Sun 21 Dec 2025 | 06:36 PM
Waleed Farouk

Gold prices in local markets rose by 0.8% over the past week, while the ounce gained 1% on the global exchange, supported by growing expectations that the U.S. Federal Reserve will continue its accommodative monetary policy next year, according to a report by I Sagha platform.

Saeed Embaby, the platform’s CEO, stated that local gold prices increased by about EGP 45 during the week, with the 21-carat gram opening at EGP 5,745, reaching 5,800, and closing at 5,790. Globally, the ounce rose by approximately $40, opening at $4,299 and closing near $4,339.

Embaby added that the 24-carat gram reached EGP 6,617, the 18-carat gram recorded EGP 4,963, and the gold pound stood at EGP 46,320.
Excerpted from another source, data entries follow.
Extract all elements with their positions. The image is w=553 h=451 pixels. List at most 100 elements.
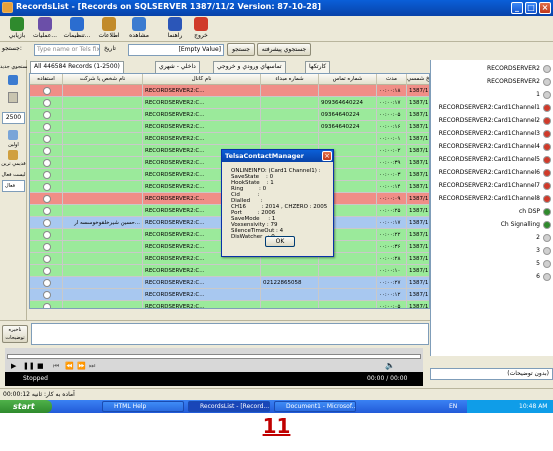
play-icon[interactable]: ▶	[11, 362, 16, 370]
row-radio[interactable]	[43, 87, 51, 95]
table-row[interactable]: RECORDSERVER2:C... ۰۰:۰۰:۱۲1387/11/02	[30, 289, 429, 301]
maximize-button[interactable]: □	[525, 2, 537, 14]
task-html-help[interactable]: HTML Help	[102, 401, 184, 412]
channel-item[interactable]: 6	[431, 270, 553, 283]
row-radio[interactable]	[43, 99, 51, 107]
table-row[interactable]: RECORDSERVER2:C... 02122865058 ۰۰:۰۰:۲۷ 138…	[30, 277, 429, 289]
close-button[interactable]: ×	[539, 2, 551, 14]
search-icon[interactable]	[8, 75, 18, 85]
date-filter-select[interactable]: [Empty Value]	[128, 44, 224, 56]
channel-item[interactable]: RECORDSERVER2:Card1Channel4	[431, 140, 553, 153]
clock[interactable]: 10:48 AM	[519, 400, 547, 413]
table-row[interactable]: RECORDSERVER2:C... ۰۰:۰۰:۱۸1387/11/02	[30, 85, 429, 97]
notes-input[interactable]	[31, 323, 429, 345]
minimize-button[interactable]: _	[511, 2, 523, 14]
tab-all-records[interactable]: All 446584 Records (1-2500)	[30, 61, 124, 73]
column-header[interactable]: مدت	[377, 74, 407, 85]
channel-item[interactable]: RECORDSERVER2:Card1Channel5	[431, 153, 553, 166]
description-field[interactable]: (بدون توضيحات)	[430, 368, 553, 380]
column-header[interactable]: استفاده	[30, 74, 63, 85]
channel-item[interactable]: RECORDSERVER2:Card1Channel8	[431, 192, 553, 205]
search-button[interactable]: جستجو	[227, 43, 255, 56]
channel-item[interactable]: RECORDSERVER2	[431, 75, 553, 88]
channel-status-icon	[543, 260, 551, 268]
title-bar[interactable]: RecordsList - [Records on SQLSERVER 1387…	[0, 0, 553, 16]
channel-item[interactable]: 5	[431, 257, 553, 270]
first-label: اولين	[8, 142, 19, 148]
row-radio[interactable]	[43, 231, 51, 239]
volume-icon[interactable]: 🔈	[385, 361, 395, 370]
row-radio[interactable]	[43, 303, 51, 308]
previous-icon[interactable]: ⏮	[53, 362, 59, 371]
row-radio[interactable]	[43, 279, 51, 287]
row-radio[interactable]	[43, 123, 51, 131]
row-radio[interactable]	[43, 267, 51, 275]
channel-item[interactable]: RECORDSERVER2	[431, 62, 553, 75]
table-row[interactable]: RECORDSERVER2:C... ۰۰:۰۰:۱۰1387/11/02	[30, 265, 429, 277]
table-row[interactable]: RECORDSERVER2:C... 09364640224 ۰۰:۰۰:۱۶ 138…	[30, 121, 429, 133]
table-row[interactable]: RECORDSERVER2:C... 909364640224 ۰۰:۰۰:۱۷ 13…	[30, 97, 429, 109]
channel-item[interactable]: RECORDSERVER2:Card1Channel3	[431, 127, 553, 140]
dialog-title[interactable]: TelsaContactManager	[222, 150, 333, 162]
channel-item[interactable]: RECORDSERVER2:Card1Channel2	[431, 114, 553, 127]
toolbar-view-button[interactable]: مشاهده	[124, 17, 154, 41]
toolbar-operations-button[interactable]: عمليات...	[30, 17, 60, 41]
channel-item[interactable]: RECORDSERVER2:Card1Channel6	[431, 166, 553, 179]
forward-icon[interactable]: ⏩	[77, 362, 86, 370]
channel-item[interactable]: RECORDSERVER2:Card1Channel7	[431, 179, 553, 192]
channel-item[interactable]: 3	[431, 244, 553, 257]
task-document1[interactable]: Document1 - Microsof...	[274, 401, 356, 412]
channel-item[interactable]: ch DSP	[431, 205, 553, 218]
row-radio[interactable]	[43, 135, 51, 143]
dialog-ok-button[interactable]: OK	[265, 236, 295, 247]
row-radio[interactable]	[43, 255, 51, 263]
pause-icon[interactable]: ❚❚	[23, 362, 35, 370]
toolbar-settings-button[interactable]: تنظيمات...	[62, 17, 92, 41]
toolbar-exit-button[interactable]: خروج	[186, 17, 216, 41]
tab-cards[interactable]: كارتكها	[305, 61, 331, 73]
column-header[interactable]: شماره تماس	[319, 74, 377, 85]
tab-internal-city[interactable]: داخلي - شهري	[155, 61, 200, 73]
active-select[interactable]: فعال	[2, 180, 25, 192]
count-input[interactable]: 2500	[2, 112, 25, 124]
table-row[interactable]: RECORDSERVER2:C... 09364640224 ۰۰:۰۰:۰۵ 138…	[30, 109, 429, 121]
column-header[interactable]: نام شخص يا شركت	[63, 74, 143, 85]
row-radio[interactable]	[43, 171, 51, 179]
row-radio[interactable]	[43, 111, 51, 119]
column-header[interactable]: شماره مبداء	[261, 74, 319, 85]
search-input[interactable]: Type name or Tels fixer	[34, 44, 100, 56]
stop-icon[interactable]: ■	[37, 362, 44, 370]
rewind-icon[interactable]: ⏪	[65, 362, 74, 370]
row-radio[interactable]	[43, 291, 51, 299]
row-radio[interactable]	[43, 195, 51, 203]
column-header[interactable]: نام كانال	[143, 74, 261, 85]
channel-item[interactable]: 1	[431, 88, 553, 101]
channel-item[interactable]: Ch Signalling	[431, 218, 553, 231]
delete-icon[interactable]	[8, 92, 18, 103]
row-radio[interactable]	[43, 159, 51, 167]
table-row[interactable]: RECORDSERVER2:C... ۰۰:۰۰:۰۵1387/11/02	[30, 301, 429, 308]
column-header[interactable]: تاريخ شمسي	[407, 74, 429, 85]
language-indicator[interactable]: EN	[449, 400, 457, 413]
channel-item[interactable]: RECORDSERVER2:Card1Channel1	[431, 101, 553, 114]
seek-bar[interactable]	[7, 354, 421, 359]
first-icon[interactable]	[8, 130, 18, 140]
advanced-search-button[interactable]: جستجوي پيشرفته	[257, 43, 311, 56]
new-search-label[interactable]: جستجوي جديد	[0, 64, 27, 70]
row-radio[interactable]	[43, 147, 51, 155]
channel-item[interactable]: 2	[431, 231, 553, 244]
row-radio[interactable]	[43, 183, 51, 191]
task-records-list[interactable]: RecordsList - [Record...	[188, 401, 270, 412]
dialog-close-button[interactable]: ×	[322, 151, 332, 161]
row-radio[interactable]	[43, 243, 51, 251]
save-notes-button[interactable]: ناخيره توضيحات	[2, 325, 28, 343]
table-row[interactable]: RECORDSERVER2:C... ۰۰:۰۰:۰۱1387/11/02	[30, 133, 429, 145]
oldest-icon[interactable]	[8, 150, 18, 160]
toolbar-restore-button[interactable]: بازيابي	[2, 17, 32, 41]
row-radio[interactable]	[43, 219, 51, 227]
next-icon[interactable]: ⏭	[89, 362, 95, 371]
toolbar-info-button[interactable]: اطلاعات	[94, 17, 124, 41]
row-radio[interactable]	[43, 207, 51, 215]
start-button[interactable]: start	[0, 400, 52, 413]
tab-incoming-outgoing[interactable]: تماسهاي ورودي و خروجي	[213, 61, 286, 73]
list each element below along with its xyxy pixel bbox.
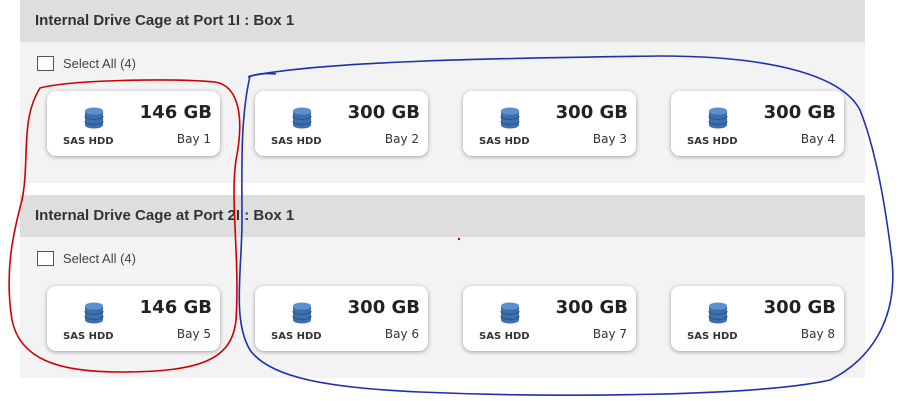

Since the beginning of 2025, local gold prices have surged by about EGP 2,050, a 55% increase, while the ounce rose by around $1,715, up 65%, achieving its best annual performance since 1979. The rally has been supported by central bank purchases amid the move away from the U.S. dollar, rising inflation rates, and expectations of future interest rate cuts.

During the past week, gold prices approached $4,374 per ounce on Thursday, close to the year’s peak of $4,381, despite rising global bond yields. The increase was supported by U.S. economic data showing a decline in consumer confidence and a slight drop in inflation expectations.

Data from the University of Michigan indicated that the U.S. consumer confidence index fell in December to 52.9 points, down from 53.3 previously, and below the expected 53.5. Survey participants anticipated higher unemployment and a continued decline in durable goods purchases for the fifth consecutive month. One-year inflation expectations rose to 4.2%, while five-year expectations remained at 3.2%.

U.S. Treasury yields rose following the Bank of Japan’s decision to raise interest rates from 0.50% to 0.75%, pushing the 10-year U.S. Treasury yield up by 2.5 basis points to 4.147%, with real yields climbing to 1.907%. Normally, gold moves inversely to yields, yet the metal continued its gains supported by demand factors.

John Williams, President of the Federal Reserve Bank of New York, noted that recent data indicate further easing of inflation, suggesting that the rise in unemployment may be due to temporary distortions, and affirmed that there is no urgent need to adjust monetary policy at this time.

Regarding inflation, the U.S. Consumer Price Index for November rose by 2.7% versus 3% in the previous reading. Economists cautioned that the data should be interpreted carefully due to the impact of a 43-day government shutdown on the accuracy of some indicators.

Markets are currently pricing in cumulative U.S. rate cuts of about 60 basis points next year, with the first cut likely in June. Traders estimate roughly a 20% probability of a rate cut at the January 28 meeting.

Goldman Sachs, in a recent note, projected that gold prices could rise 14% to reach $4,900 per ounce by December 2026 under the base scenario, with additional upside risks if retail investors expand portfolio diversification.

Goldman emphasized that strong demand from central banks, coupled with periodic support from Fed rate cuts, will continue to bolster gold prices, reaffirming their recommendation to maintain long-term positions in the precious metal.

Looking ahead, markets are set to monitor key U.S. economic data in the coming week, including ADP employment changes, preliminary Q3 GDP growth, durable goods orders, and industrial production data.